The calls for “freedom” from affluent, self-centred middle-class layers are in marked contrast to the attitude of the working class. Last week’s protests by thousands of workers at Foxconn’s huge factory in Zhengzhou were driven not only by the company’s broken promises on pay and bonuses, as well as terrible working and living conditions, but its failure to adequately protect its employees against COVID-19 infections.
An article in yesterday’s Asia Times entitled, “Protests hasten Chinese exit from zero-Covid policy” cited unnamed Chinese sources stating that decisions to relax the Zero-COVID policy were taken prior to the CCP’s 20th Congress but “with omicron cases surging and protests threatening to get out of hand, the matter has become more urgent.”
The article noted, “According to the sources, further relaxation is now scheduled to start in the course of January when Beijing will formally announce the end of the pandemic and classify COVID as an endemic infectious disease. That’s earlier than previously planned.”
Major Chinese cities, including Beijing, Guangzhou, Chongqing and Zhengzhou, are already advancing what NHC officials call “new optimised measures” that signify the ending of city-wide lockdowns that have effectively contained outbreaks in the past in favour of limited, localised lockdowns.

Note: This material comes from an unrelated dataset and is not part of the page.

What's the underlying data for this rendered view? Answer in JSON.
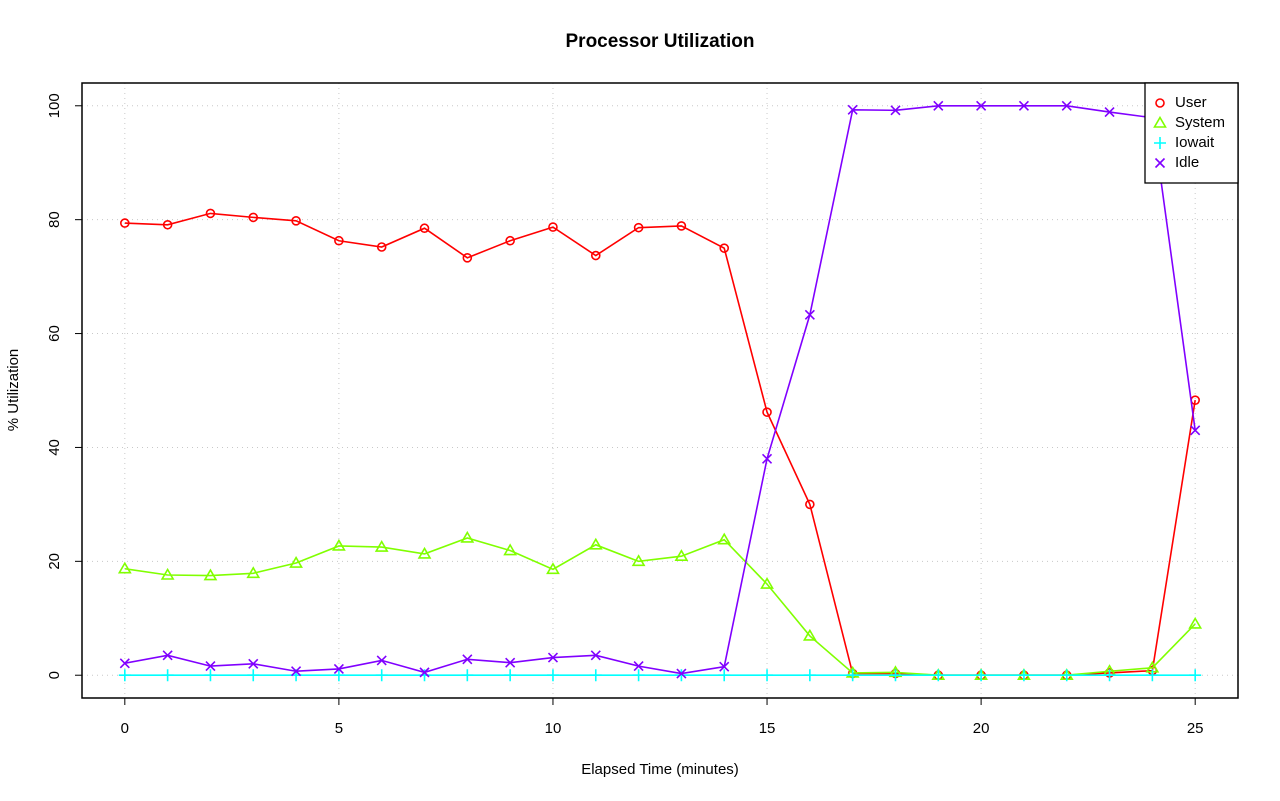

The lifting of Zero-COVID in China is not the result of the failure of this policy, as repeatedly declared by pundits in the Western media, but rather the limitations of the national framework within which it has been implemented.
The repeated waves of infections in China are the direct result of the virus being allowed to run rampant through populations in the rest of the world—infecting billions and killing millions, while providing the breeding ground for new, more infectious and immune-resistant variants.
The Chinese government is succumbing to the same enormous pressures to let the virus rip through the Chinese populations as has led other countries such as New Zealand and Vietnam to abandon policies that had effectively stopped viral transmission. The CCP, which has presided over decades of capitalist restoration, represents powerful corporate interests which insist that profits must take priority over the health and lives of working people.
It is significant that Zhengzhou, home of the Foxconn factory, as known as iPhone City, has been one of the first to further ease anti-COVID restrictions. As of today, the city will remove so-called mobility controls, i.e. lockdowns, and replace them with “normal COVD-combating measures”—in other words, the new limited “20 measures.” Apple, which has been desperate to overcome severe labour shortages at the Foxconn plant in order to boost the production of the latest iPhone model in time for the holiday shopping season, will undoubtedly be grateful.